As of February 2023, she is the 1,600th richest person in the world (up from 1,729th in 2022), with an estimated wealth of US $1.9 billion. She has three children: Jonathan Zucker, Andrea Muzin and Jeffrey Zucker. She lives in Charleston, South Carolina.

==Politics==
Zucker is a member of the Republican Party, and she endorsed Mitt Romney in January 2012. A financial supporter of Lindsey Graham, she was a co-chair in South Carolina of Jeb Bush's campaign for the Republican party nomination in South Carolina in 2016.

==Philanthropy==
Zucker is part of the Coastal Community Foundation and Trident United Way, and is a trustee of the Saul Alexander Foundation and the Jewish Endowment Fund. She has served on the boards of the Charleston Metro Chamber of Commerce, the MUSC Foundation, and Porter-Gaud School.

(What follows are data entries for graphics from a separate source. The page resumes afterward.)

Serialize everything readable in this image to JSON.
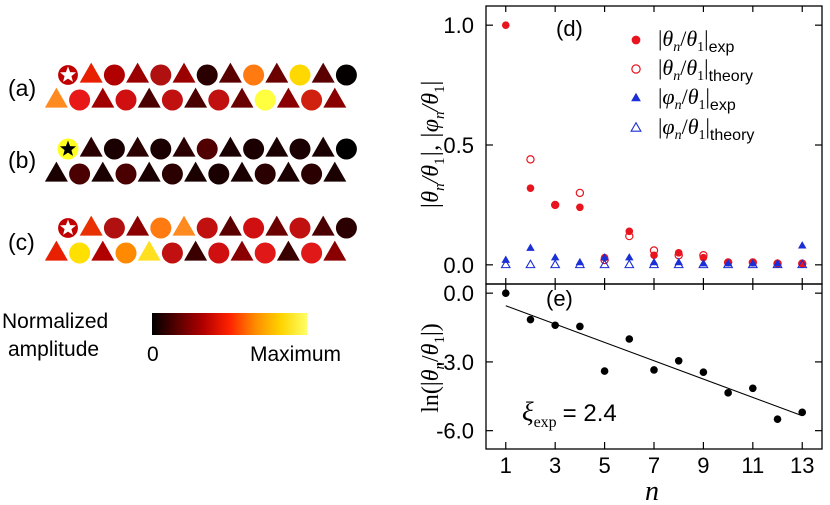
{
  "colors": {
    "exp_red": "#e8141e",
    "exp_blue": "#1a2fd6",
    "axis": "#000000",
    "fit_line": "#000000",
    "star_white": "#ffffff",
    "star_black": "#000000"
  },
  "colormap": {
    "label_line1": "Normalized",
    "label_line2": "amplitude",
    "min_label": "0",
    "max_label": "Maximum",
    "stops": [
      "#000000",
      "#5a0000",
      "#b30000",
      "#ff2200",
      "#ff8c00",
      "#ffd400",
      "#ffff66"
    ]
  },
  "lattices": [
    {
      "label": "(a)",
      "star": "white",
      "top_row": [
        {
          "shape": "circle",
          "color": "#c00000"
        },
        {
          "shape": "triangle",
          "color": "#e82000"
        },
        {
          "shape": "circle",
          "color": "#b00000"
        },
        {
          "shape": "triangle",
          "color": "#9a0000"
        },
        {
          "shape": "circle",
          "color": "#b01010"
        },
        {
          "shape": "triangle",
          "color": "#9a0000"
        },
        {
          "shape": "circle",
          "color": "#2a0000"
        },
        {
          "shape": "triangle",
          "color": "#5a0000"
        },
        {
          "shape": "circle",
          "color": "#ff7a10"
        },
        {
          "shape": "triangle",
          "color": "#6a0000"
        },
        {
          "shape": "circle",
          "color": "#ffd800"
        },
        {
          "shape": "triangle",
          "color": "#5a0000"
        },
        {
          "shape": "circle",
          "color": "#050000"
        }
      ],
      "bottom_row": [
        {
          "shape": "triangle",
          "color": "#ff8a20"
        },
        {
          "shape": "circle",
          "color": "#e81818"
        },
        {
          "shape": "triangle",
          "color": "#a00000"
        },
        {
          "shape": "circle",
          "color": "#d01010"
        },
        {
          "shape": "triangle",
          "color": "#4a0000"
        },
        {
          "shape": "circle",
          "color": "#c01010"
        },
        {
          "shape": "triangle",
          "color": "#4a0000"
        },
        {
          "shape": "circle",
          "color": "#c01010"
        },
        {
          "shape": "triangle",
          "color": "#6a0000"
        },
        {
          "shape": "circle",
          "color": "#ffff40"
        },
        {
          "shape": "triangle",
          "color": "#8a0000"
        },
        {
          "shape": "circle",
          "color": "#d02010"
        },
        {
          "shape": "triangle",
          "color": "#8a0000"
        }
      ]
    },
    {
      "label": "(b)",
      "star": "black",
      "top_row": [
        {
          "shape": "circle",
          "color": "#ffff20"
        },
        {
          "shape": "triangle",
          "color": "#2a0000"
        },
        {
          "shape": "circle",
          "color": "#1a0000"
        },
        {
          "shape": "triangle",
          "color": "#2a0000"
        },
        {
          "shape": "circle",
          "color": "#1a0000"
        },
        {
          "shape": "triangle",
          "color": "#2a0000"
        },
        {
          "shape": "circle",
          "color": "#500000"
        },
        {
          "shape": "triangle",
          "color": "#1a0000"
        },
        {
          "shape": "circle",
          "color": "#1a0000"
        },
        {
          "shape": "triangle",
          "color": "#1a0000"
        },
        {
          "shape": "circle",
          "color": "#1a0000"
        },
        {
          "shape": "triangle",
          "color": "#1a0000"
        },
        {
          "shape": "circle",
          "color": "#000000"
        }
      ],
      "bottom_row": [
        {
          "shape": "triangle",
          "color": "#1a0000"
        },
        {
          "shape": "circle",
          "color": "#4a0000"
        },
        {
          "shape": "triangle",
          "color": "#1a0000"
        },
        {
          "shape": "circle",
          "color": "#4a0000"
        },
        {
          "shape": "triangle",
          "color": "#1a0000"
        },
        {
          "shape": "circle",
          "color": "#2a0000"
        },
        {
          "shape": "triangle",
          "color": "#1a0000"
        },
        {
          "shape": "circle",
          "color": "#1a0000"
        },
        {
          "shape": "triangle",
          "color": "#1a0000"
        },
        {
          "shape": "circle",
          "color": "#2a0000"
        },
        {
          "shape": "triangle",
          "color": "#1a0000"
        },
        {
          "shape": "circle",
          "color": "#2a0000"
        },
        {
          "shape": "triangle",
          "color": "#1a0000"
        }
      ]
    },
    {
      "label": "(c)",
      "star": "white",
      "top_row": [
        {
          "shape": "circle",
          "color": "#c00000"
        },
        {
          "shape": "triangle",
          "color": "#e83000"
        },
        {
          "shape": "circle",
          "color": "#b01010"
        },
        {
          "shape": "triangle",
          "color": "#8a0000"
        },
        {
          "shape": "circle",
          "color": "#ff7a10"
        },
        {
          "shape": "triangle",
          "color": "#ff8a20"
        },
        {
          "shape": "circle",
          "color": "#c01010"
        },
        {
          "shape": "triangle",
          "color": "#5a0000"
        },
        {
          "shape": "circle",
          "color": "#d01010"
        },
        {
          "shape": "triangle",
          "color": "#6a0000"
        },
        {
          "shape": "circle",
          "color": "#c01010"
        },
        {
          "shape": "triangle",
          "color": "#4a0000"
        },
        {
          "shape": "circle",
          "color": "#2a0000"
        }
      ],
      "bottom_row": [
        {
          "shape": "triangle",
          "color": "#e82000"
        },
        {
          "shape": "circle",
          "color": "#ffe000"
        },
        {
          "shape": "triangle",
          "color": "#b00000"
        },
        {
          "shape": "circle",
          "color": "#ff8a00"
        },
        {
          "shape": "triangle",
          "color": "#ffe020"
        },
        {
          "shape": "circle",
          "color": "#c01010"
        },
        {
          "shape": "triangle",
          "color": "#3a0000"
        },
        {
          "shape": "circle",
          "color": "#d01010"
        },
        {
          "shape": "triangle",
          "color": "#8a0000"
        },
        {
          "shape": "circle",
          "color": "#e01818"
        },
        {
          "shape": "triangle",
          "color": "#3a0000"
        },
        {
          "shape": "circle",
          "color": "#e01818"
        },
        {
          "shape": "triangle",
          "color": "#8a0000"
        }
      ]
    }
  ],
  "chart_data": [
    {
      "type": "scatter",
      "panel_label": "(d)",
      "ylabel": "|θ_n/θ_1|, |φ_n/θ_1|",
      "xlim": [
        0.2,
        13.8
      ],
      "ylim": [
        -0.08,
        1.08
      ],
      "yticks": [
        0.0,
        0.5,
        1.0
      ],
      "ytick_labels": [
        "0.0",
        "0.5",
        "1.0"
      ],
      "series": [
        {
          "name": "|θ_n/θ_1|_exp",
          "legend_main": "|θ",
          "legend_sub": "exp",
          "marker": "filled-circle",
          "color": "#e8141e",
          "x": [
            1,
            2,
            3,
            4,
            5,
            6,
            7,
            8,
            9,
            10,
            11,
            12,
            13
          ],
          "y": [
            1.0,
            0.32,
            0.25,
            0.24,
            0.03,
            0.14,
            0.04,
            0.05,
            0.03,
            0.01,
            0.01,
            0.005,
            0.005
          ]
        },
        {
          "name": "|θ_n/θ_1|_theory",
          "legend_main": "|θ",
          "legend_sub": "theory",
          "marker": "open-circle",
          "color": "#e8141e",
          "x": [
            2,
            3,
            4,
            5,
            6,
            7,
            8,
            9,
            10,
            11,
            12,
            13
          ],
          "y": [
            0.44,
            0.25,
            0.3,
            0.02,
            0.12,
            0.06,
            0.04,
            0.04,
            0.01,
            0.01,
            0.005,
            0.005
          ]
        },
        {
          "name": "|φ_n/θ_1|_exp",
          "legend_main": "|φ",
          "legend_sub": "exp",
          "marker": "filled-triangle",
          "color": "#1a2fd6",
          "x": [
            1,
            2,
            3,
            4,
            5,
            6,
            7,
            8,
            9,
            10,
            11,
            12,
            13
          ],
          "y": [
            0.02,
            0.07,
            0.03,
            0.01,
            0.03,
            0.03,
            0.01,
            0.01,
            0.005,
            0.005,
            0.005,
            0.005,
            0.08
          ]
        },
        {
          "name": "|φ_n/θ_1|_theory",
          "legend_main": "|φ",
          "legend_sub": "theory",
          "marker": "open-triangle",
          "color": "#1a2fd6",
          "x": [
            1,
            2,
            3,
            4,
            5,
            6,
            7,
            8,
            9,
            10,
            11,
            12,
            13
          ],
          "y": [
            0.0,
            0.0,
            0.0,
            0.0,
            0.0,
            0.0,
            0.0,
            0.0,
            0.0,
            0.0,
            0.0,
            0.0,
            0.0
          ]
        }
      ]
    },
    {
      "type": "scatter",
      "panel_label": "(e)",
      "ylabel": "ln(|θ_n/θ_1|)",
      "xlabel": "n",
      "xlim": [
        0.2,
        13.8
      ],
      "ylim": [
        -6.8,
        0.4
      ],
      "xticks": [
        1,
        3,
        5,
        7,
        9,
        11,
        13
      ],
      "xtick_labels": [
        "1",
        "3",
        "5",
        "7",
        "9",
        "11",
        "13"
      ],
      "yticks": [
        0.0,
        -3.0,
        -6.0
      ],
      "ytick_labels": [
        "0.0",
        "-3.0",
        "-6.0"
      ],
      "annotation_symbol": "ξ",
      "annotation_sub": "exp",
      "annotation_value": "= 2.4",
      "series": [
        {
          "name": "ln|θ_n/θ_1| exp",
          "marker": "filled-circle",
          "color": "#000000",
          "x": [
            1,
            2,
            3,
            4,
            5,
            6,
            7,
            8,
            9,
            10,
            11,
            12,
            13
          ],
          "y": [
            0.0,
            -1.15,
            -1.4,
            -1.45,
            -3.4,
            -2.0,
            -3.35,
            -2.95,
            -3.45,
            -4.35,
            -4.15,
            -5.5,
            -5.2
          ]
        }
      ],
      "fit_line": {
        "x": [
          1,
          13
        ],
        "y": [
          -0.55,
          -5.35
        ]
      }
    }
  ]
}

In November 2014, she donated $4 million to The Citadel, The Military College of South Carolina for education programs. In return, The Citadel named its School of Education after the Zucker family, the first of The Citadel's five schools to be named after a major donor.

==Personal life==
She was married to Jerry Zucker, until his death, and they had three children, Jonathan Zucker, Andrea Muzin and Jeffrey Zucker. Jonathan is the president of the InterTech Group. Jeffrey is an entrepreneur in the cannabis industry. She lives in Charleston, South Carolina.